Le mois de mai, tout entier dédié à la commémoration de 68, s’est-il achevé par un bâillement général ? Soit. Mais point de sarcasme : ces festivités auront été authentiquement remarquables. Tout d’abord parce qu’elles révèlent à quel point notre hiérarchie de l’histoire est bouleversée: à l’aune du traitement médiatique, Mai 68 est désormais l’événement le plus marquant de nos manuels. Exagération ? Qu’on en juge ! L’ensemble des hebdos et des quotidiens lui ont consacré au moins une couverture. Combien en ont fait de même pour le demi-siècle de la Ve République et de notre Constitution ? Aucun. Zéro couv’. Trop barbant ? En Allemagne, démocratie exemplaire, on ne rechigne pourtant jamais au « patriotisme constitutionnel »… Passons. Le printemps de Prague en 1968, prélude à un bouleversement inimaginable dans l’ordre géopolitique (souvenons-nous des sinistres prophéties de Jean-François Revel sur l’immuabilité du bloc de l’est…) ? Rien. Pas même un dossier – que dis-je ! pas même un simple article. Trop futile, sans doute. Le premier sursaut politique européen, appelé « printemps des peuples », en 1848 ? On cherchera en vain le moindre articulet. Trop populiste, certainement. L’ultime pavé de Daniel Cohn-Bendit – Forget 68 (éditons de l’Aube) – aura donc été inutile : le souvenir de Mai 68 mobilise plus sûrement nos médias que, pour ne prendre que cet exemple anecdotique, la chute du nazisme.
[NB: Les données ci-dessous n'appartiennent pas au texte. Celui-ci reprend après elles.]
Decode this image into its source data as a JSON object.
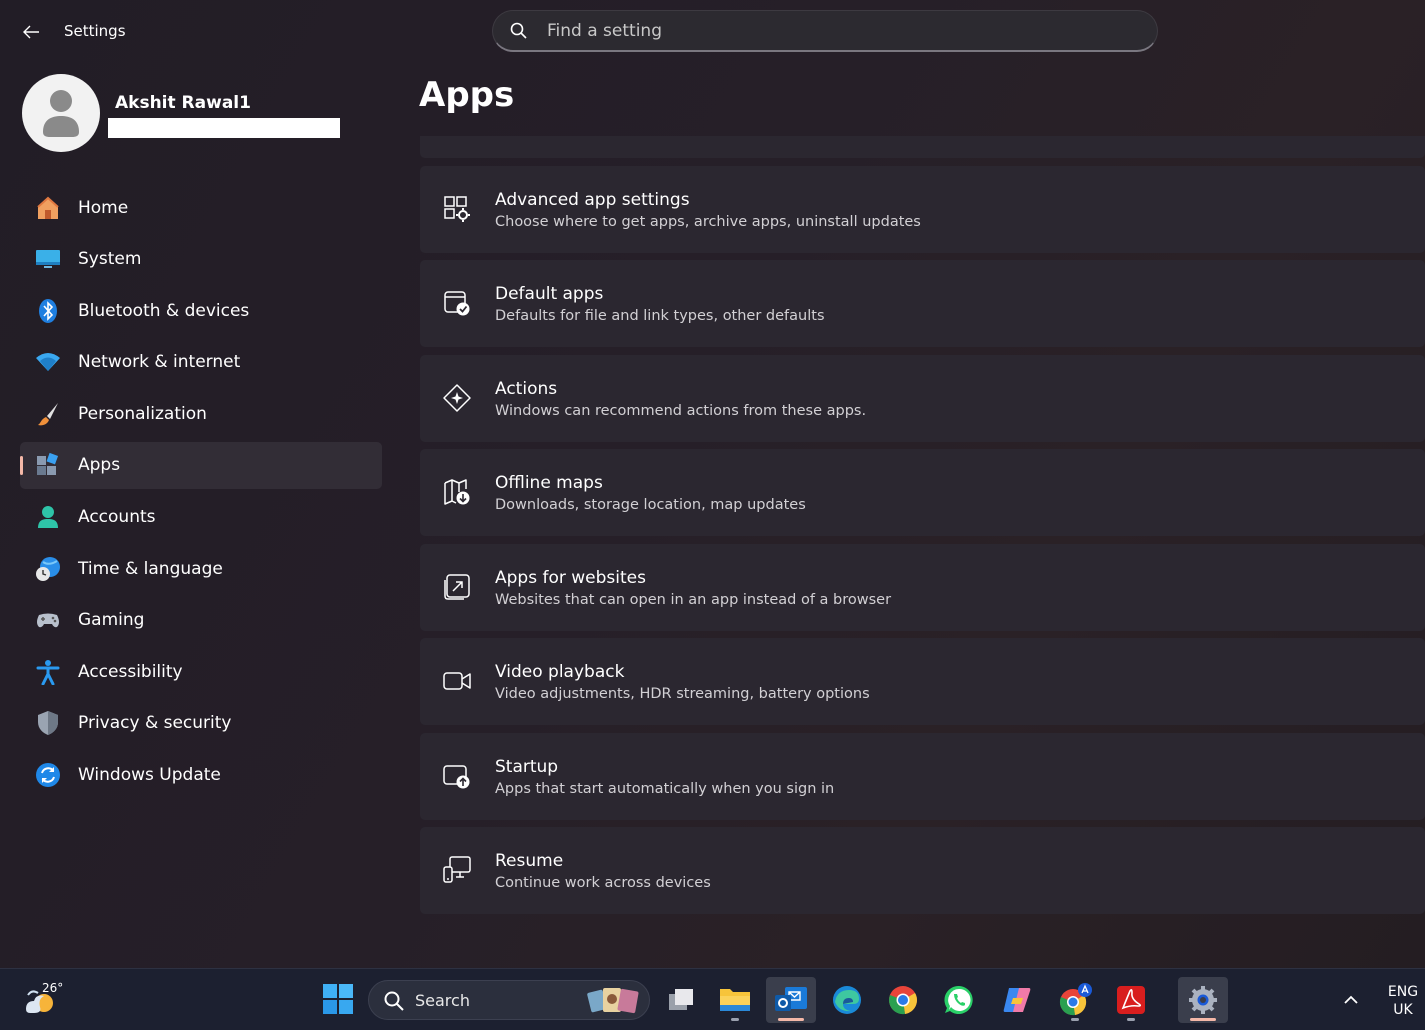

Mais nous avons aussi assisté à l’invention d’un nouveau genre de célébration. Avec le cru 2008, nous avons quitté l’ordre assez classique de la louange pour la recherche désespérée du procès en réhabilitation. Les champions de 68 réclament désormais, au besoin implorent, des procureurs ! Ne sachant plus exactement que célébrer (on verra plus bas pourquoi…), les célébrants n’ont cessé de convoquer des détracteurs qui ne daignaient plus montrer le bout de leur groin. Ah ! qu’ils paraissent enfin ces réactionnaires, anciens ou « nouveaux », et qu’ils étalent les griefs de « la France moisie »… « Accusez, levons-nous ! », s’encouragèrent-ils les uns les autres. Triste drame, vaine attente. De la génération précédente, les pourfendeurs du « monôme » sont pour la plupart tout bonnement morts. Parfois de fatigue. Les plus « jeunes », contemporains de July ou Sollers, sont un peu comme nous : ils ont tourné la page. Mai 68 : de Tillinac à Debray, on s’en tamponne le coquillard. Comprenons la déception de nos taxidermistes : sans adversaires, comment prolonger le combat ? Mai 68 sombre, hors médias, dans l’oubli – et si ce n’était qu’un début ?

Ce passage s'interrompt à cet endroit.